While cataloging all possible neoantigens produced from alternative mRNA pathways, the team found that in patients with melanoma, the amount of splicing neoantigens correlated with patient survival and responses to immunotherapy. “Shared splicing neoantigens were found in up to 90% of patients with melanoma, correlated to overall survival in multiple cancer cohorts, induced T cell reactivity, and were characterized by distinct cells of origin and amino acid preference,” the investigators wrote. “Patients with high splice neoantigen burden skew toward poor outcomes and associate with genes important to block immune tumor recruitment.” One such splicing neoantigen prediction, SLC45A2, has emerged as a particularly promising target due to its high tumor specificity and immunogenicity.
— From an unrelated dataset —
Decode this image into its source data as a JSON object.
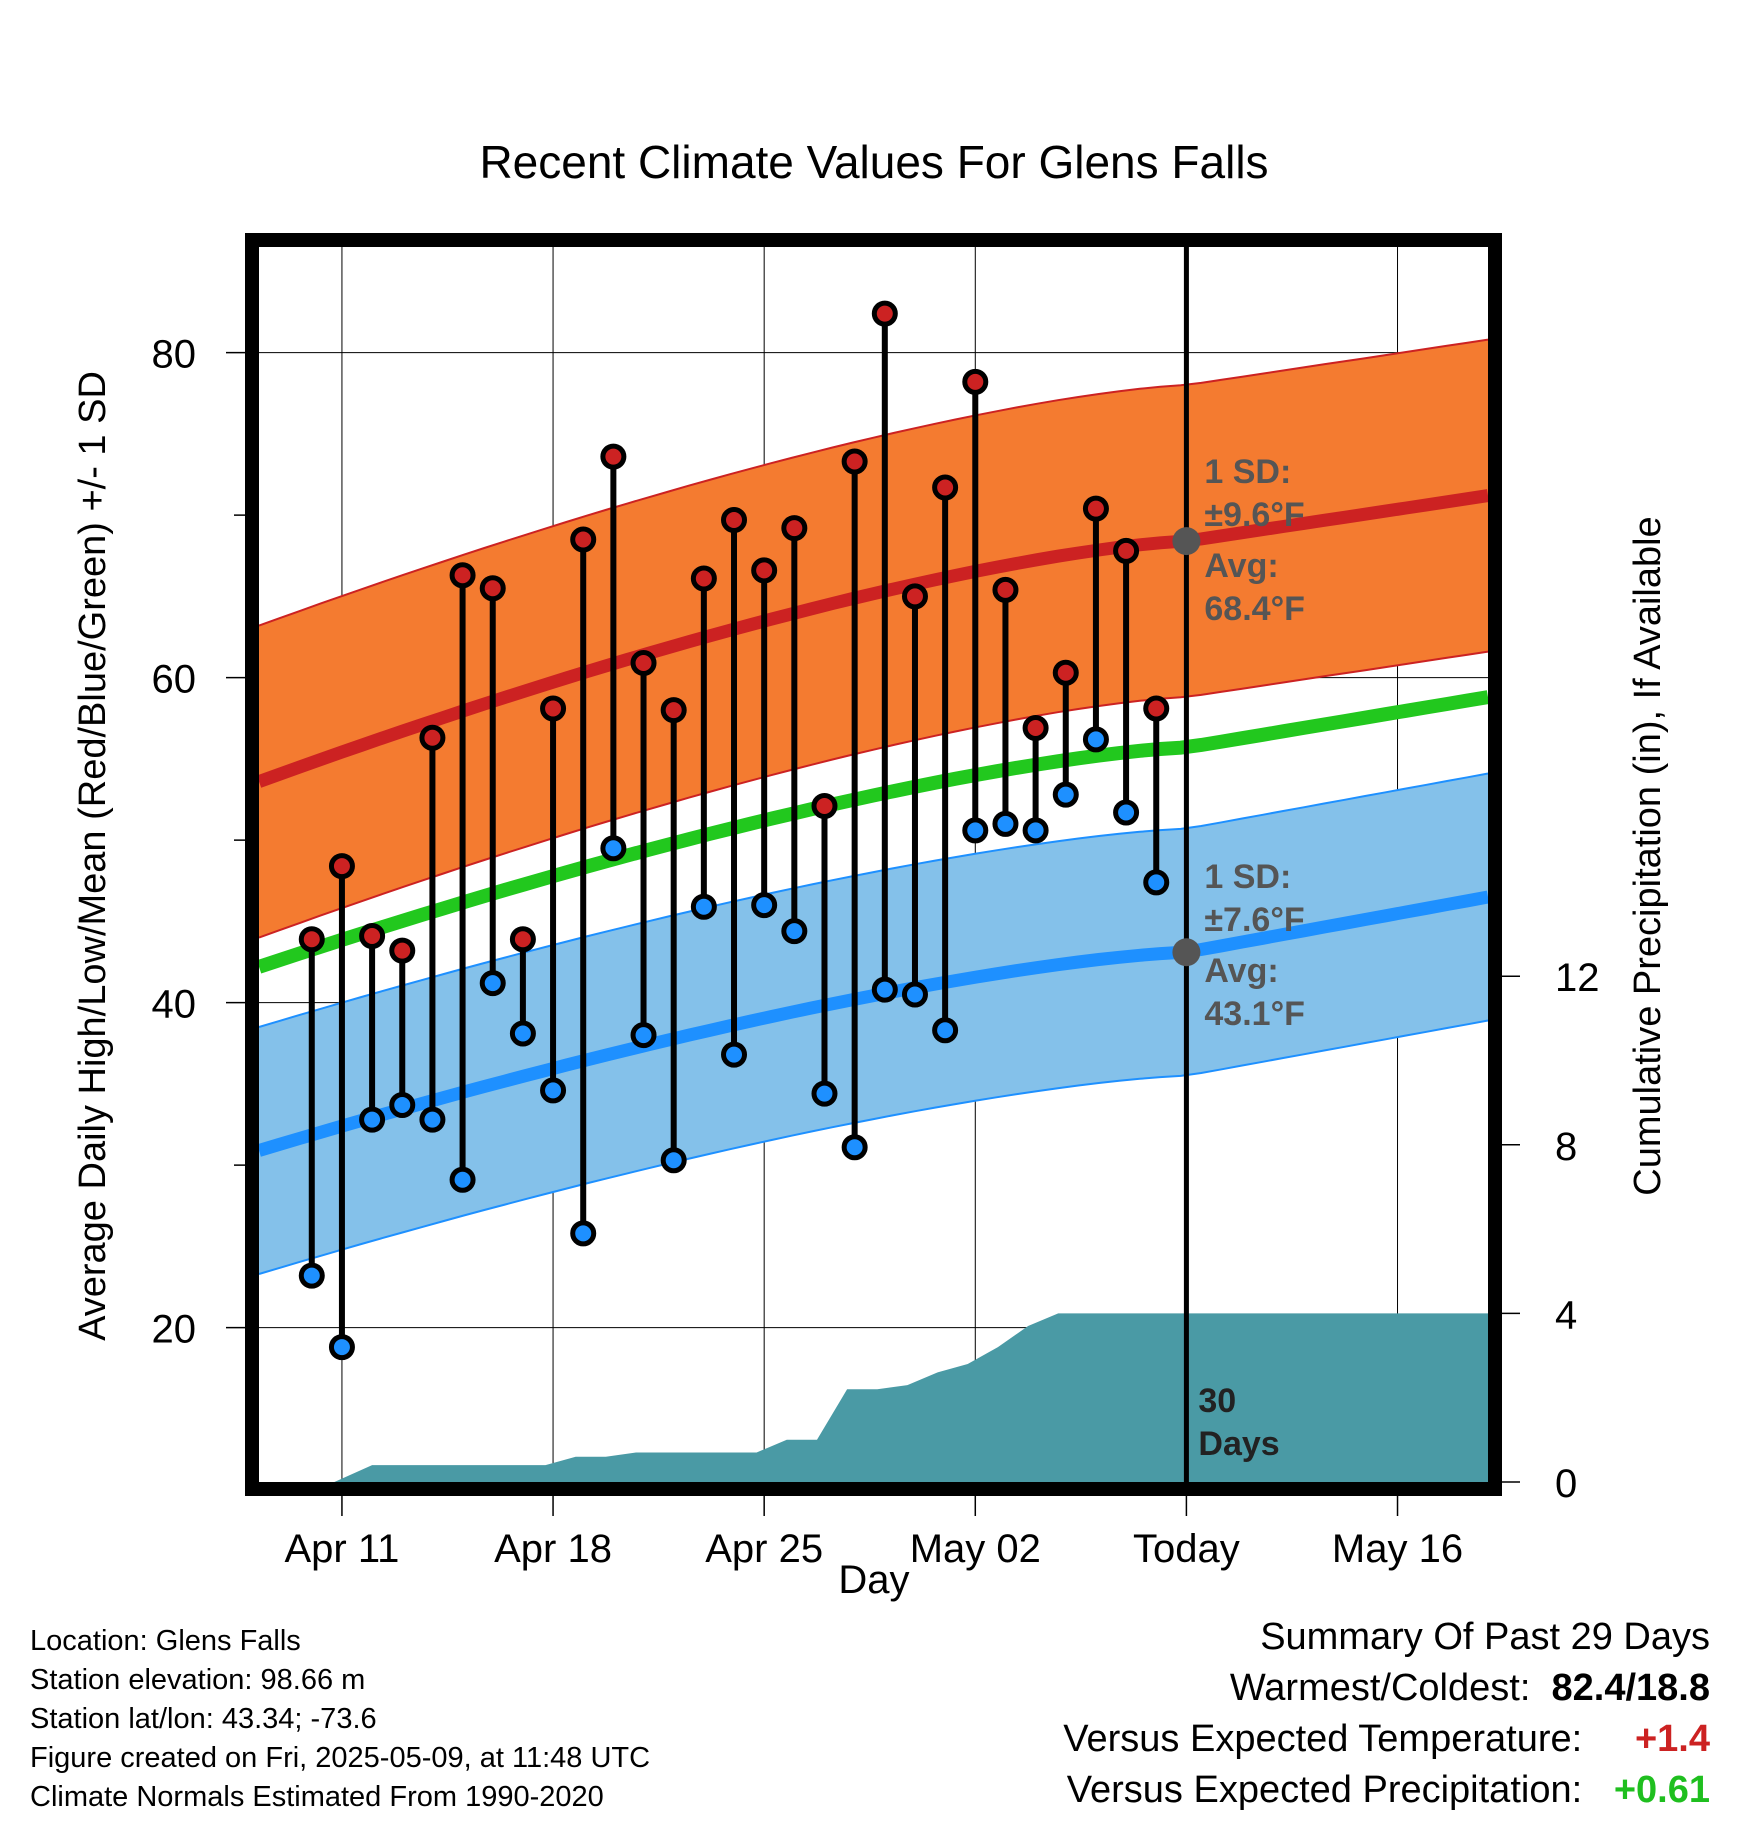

In addition to T-cell neoantigens, the team discovered a novel class of tumor-specific extracellular neo-epitopes, termed ExNeoEpitopes, through their B-cell focused pipeline, SNAF-B. These ExNeoEpitopes show great promise for the development of monoclonal antibodies and CAR-T cell therapies, they suggested. “Such antibodies could represent powerful new molecular reagents for CAR-T or monoclonal antibody strategies for shared and patient-specific neoantigens,” they wrote. “… the validation of ExNeoEpitopes will rely on new proteogenomics approaches that leverage targeted long isoform sequencing and proteomics along with antibodies that target specific conformational epitopes.”
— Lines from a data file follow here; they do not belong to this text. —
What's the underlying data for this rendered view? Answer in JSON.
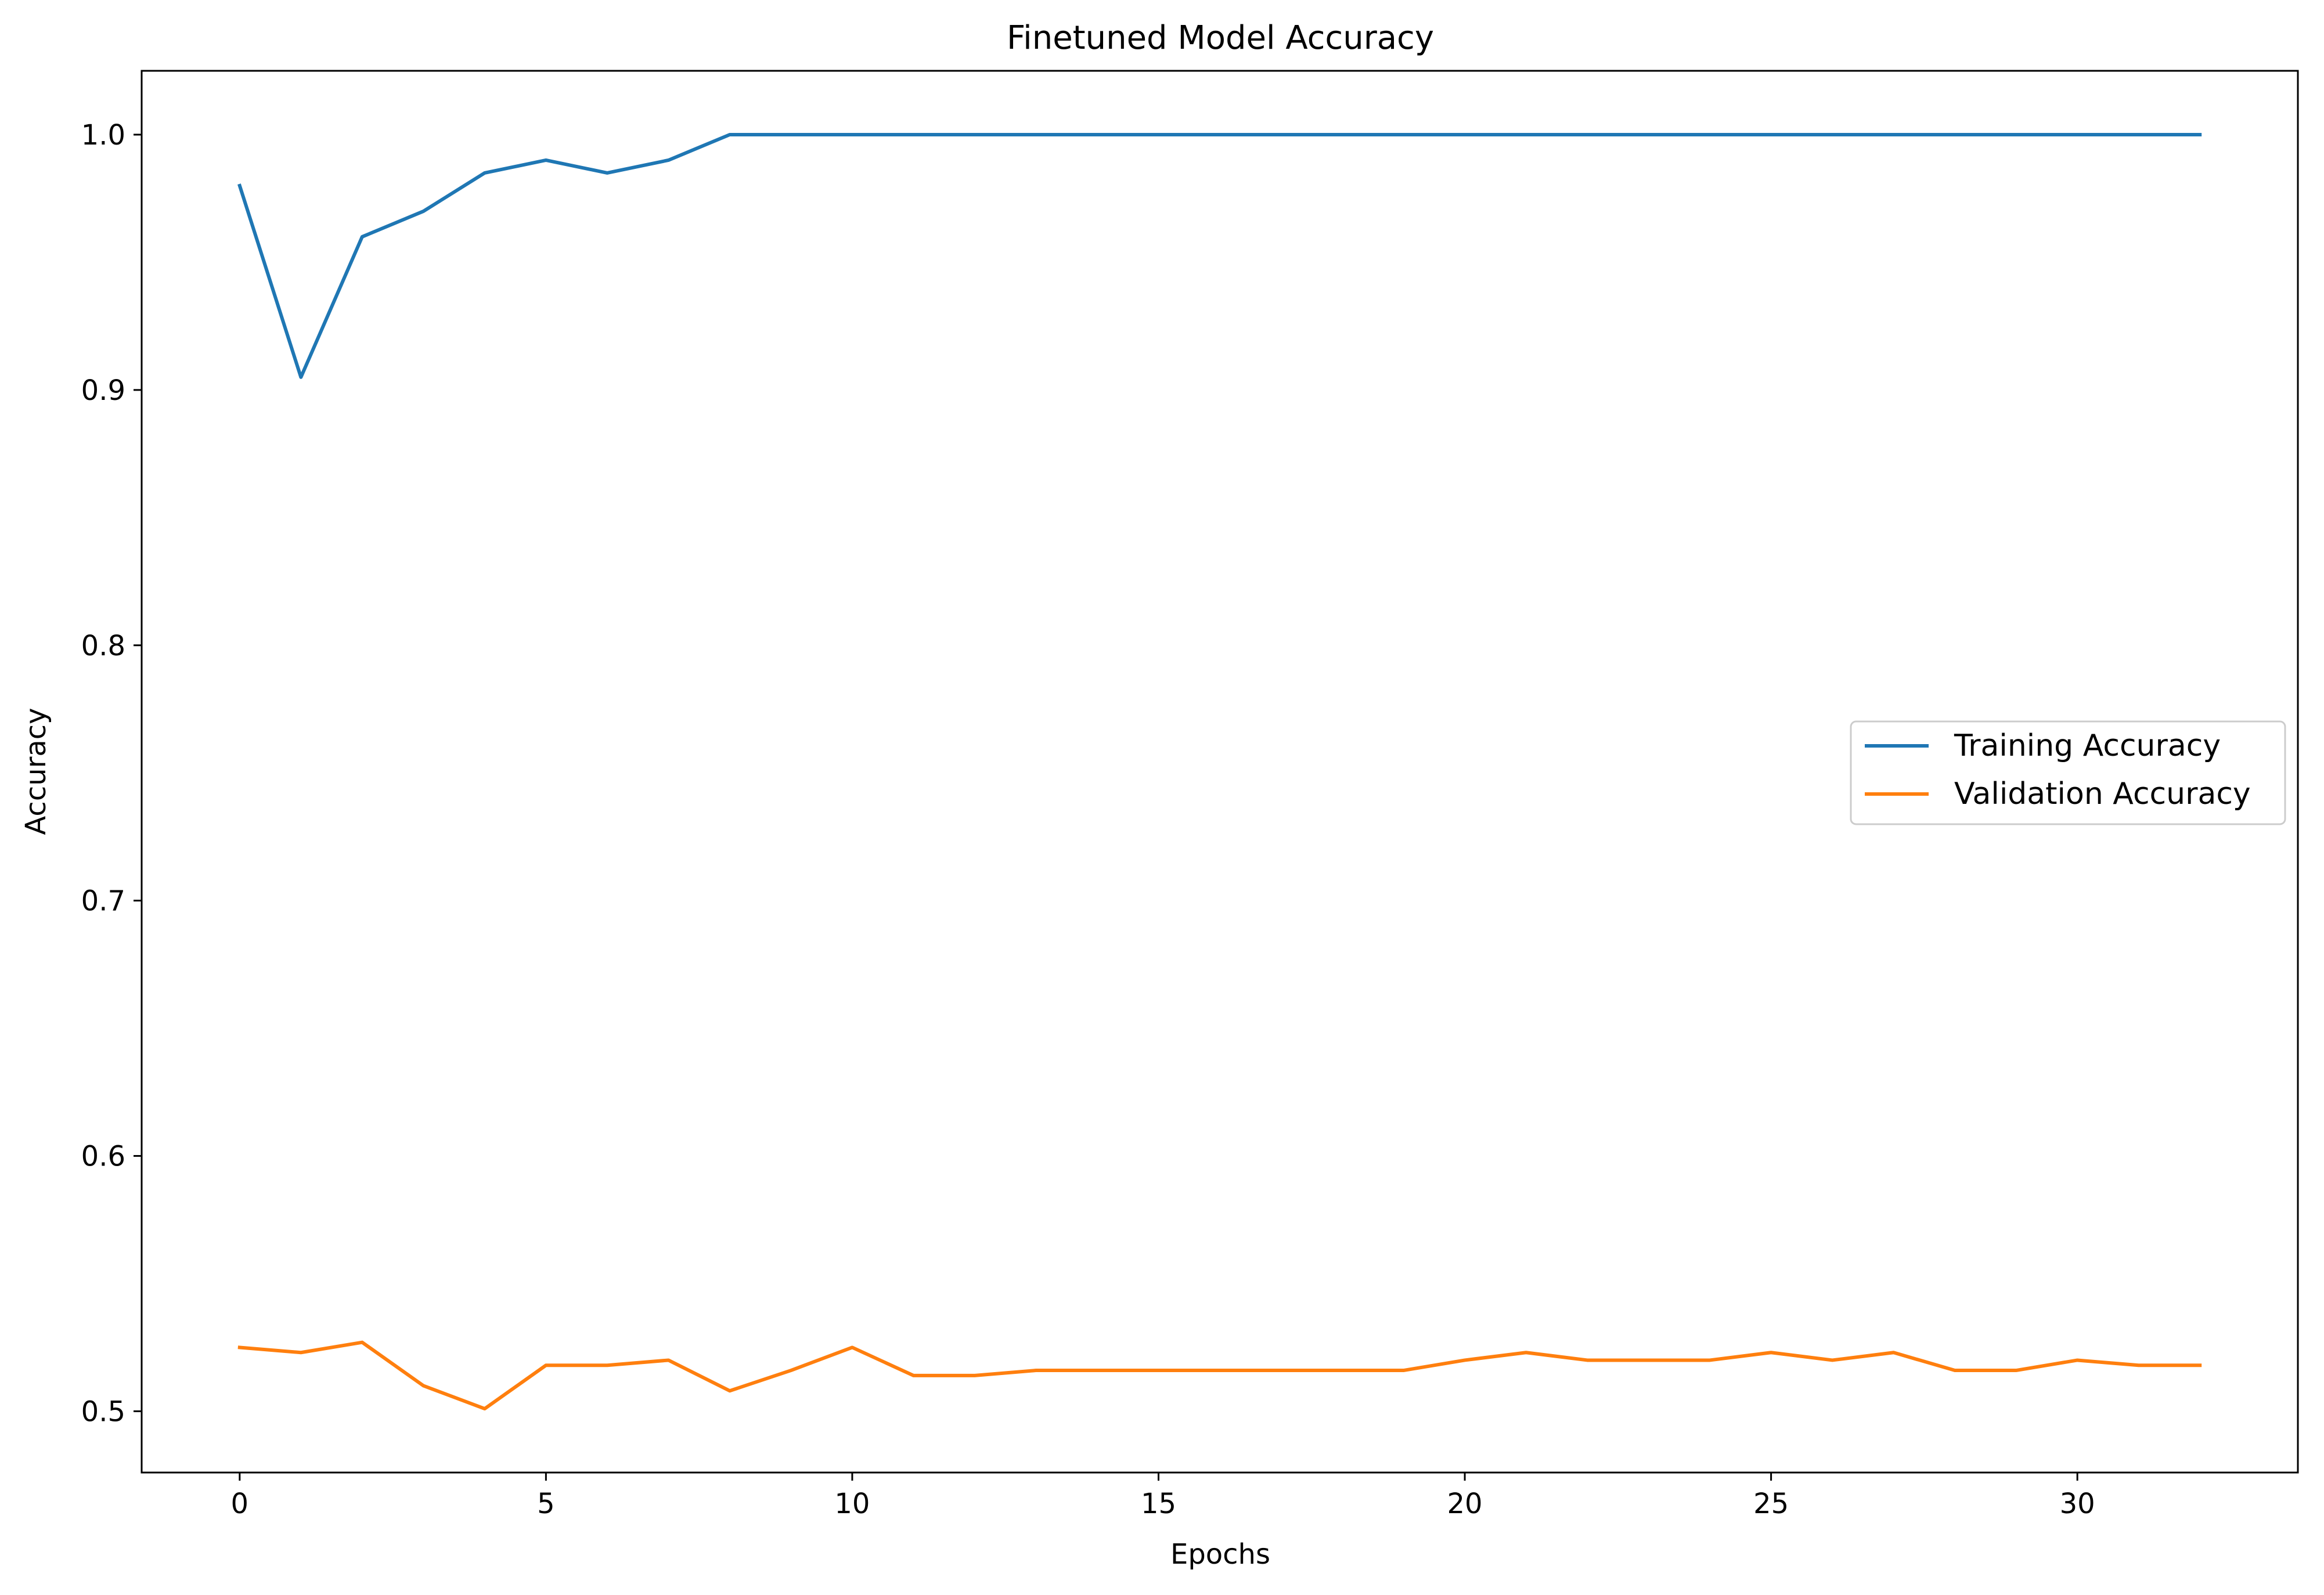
{
  "chart_data": {
    "type": "line",
    "title": "Finetuned Model Accuracy",
    "xlabel": "Epochs",
    "ylabel": "Accuracy",
    "xlim": [
      -1.6,
      33.6
    ],
    "ylim": [
      0.476,
      1.025
    ],
    "xticks": [
      0,
      5,
      10,
      15,
      20,
      25,
      30
    ],
    "xtick_labels": [
      "0",
      "5",
      "10",
      "15",
      "20",
      "25",
      "30"
    ],
    "yticks": [
      0.5,
      0.6,
      0.7,
      0.8,
      0.9,
      1.0
    ],
    "ytick_labels": [
      "0.5",
      "0.6",
      "0.7",
      "0.8",
      "0.9",
      "1.0"
    ],
    "grid": false,
    "legend_position": "center-right",
    "x": [
      0,
      1,
      2,
      3,
      4,
      5,
      6,
      7,
      8,
      9,
      10,
      11,
      12,
      13,
      14,
      15,
      16,
      17,
      18,
      19,
      20,
      21,
      22,
      23,
      24,
      25,
      26,
      27,
      28,
      29,
      30,
      31,
      32
    ],
    "series": [
      {
        "name": "Training Accuracy",
        "color": "#1f77b4",
        "values": [
          0.98,
          0.905,
          0.96,
          0.97,
          0.985,
          0.99,
          0.985,
          0.99,
          1.0,
          1.0,
          1.0,
          1.0,
          1.0,
          1.0,
          1.0,
          1.0,
          1.0,
          1.0,
          1.0,
          1.0,
          1.0,
          1.0,
          1.0,
          1.0,
          1.0,
          1.0,
          1.0,
          1.0,
          1.0,
          1.0,
          1.0,
          1.0,
          1.0
        ]
      },
      {
        "name": "Validation Accuracy",
        "color": "#ff7f0e",
        "values": [
          0.525,
          0.523,
          0.527,
          0.51,
          0.501,
          0.518,
          0.518,
          0.52,
          0.508,
          0.516,
          0.525,
          0.514,
          0.514,
          0.516,
          0.516,
          0.516,
          0.516,
          0.516,
          0.516,
          0.516,
          0.52,
          0.523,
          0.52,
          0.52,
          0.52,
          0.523,
          0.52,
          0.523,
          0.516,
          0.516,
          0.52,
          0.518,
          0.518
        ]
      }
    ]
  }
}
Tamara Tilburgs, PhD, co-corresponding author and a researcher in the Division of Immunobiology, said, “This is only the beginning. The SNAF workflow’s flexibility means it can be continuously adapted as we make further inroads into understanding and combating cancer.” And while noting limitations of their study, the team nevertheless concluded “Our study provides evidence that aberrant splicing in melanoma frequently results in shared MHC-presented neoantigens, which can be confirmed in different patient cohorts and used to predict survival and response to immunotherapy…our systematic identification of splicing neoantigens revealed potential shared targets for therapy in heterogeneous cancers.”
Salomonis and team are now applying the tools in the most difficult-to-treat cancers to find the best targets for therapy development and understand their single-cell origins.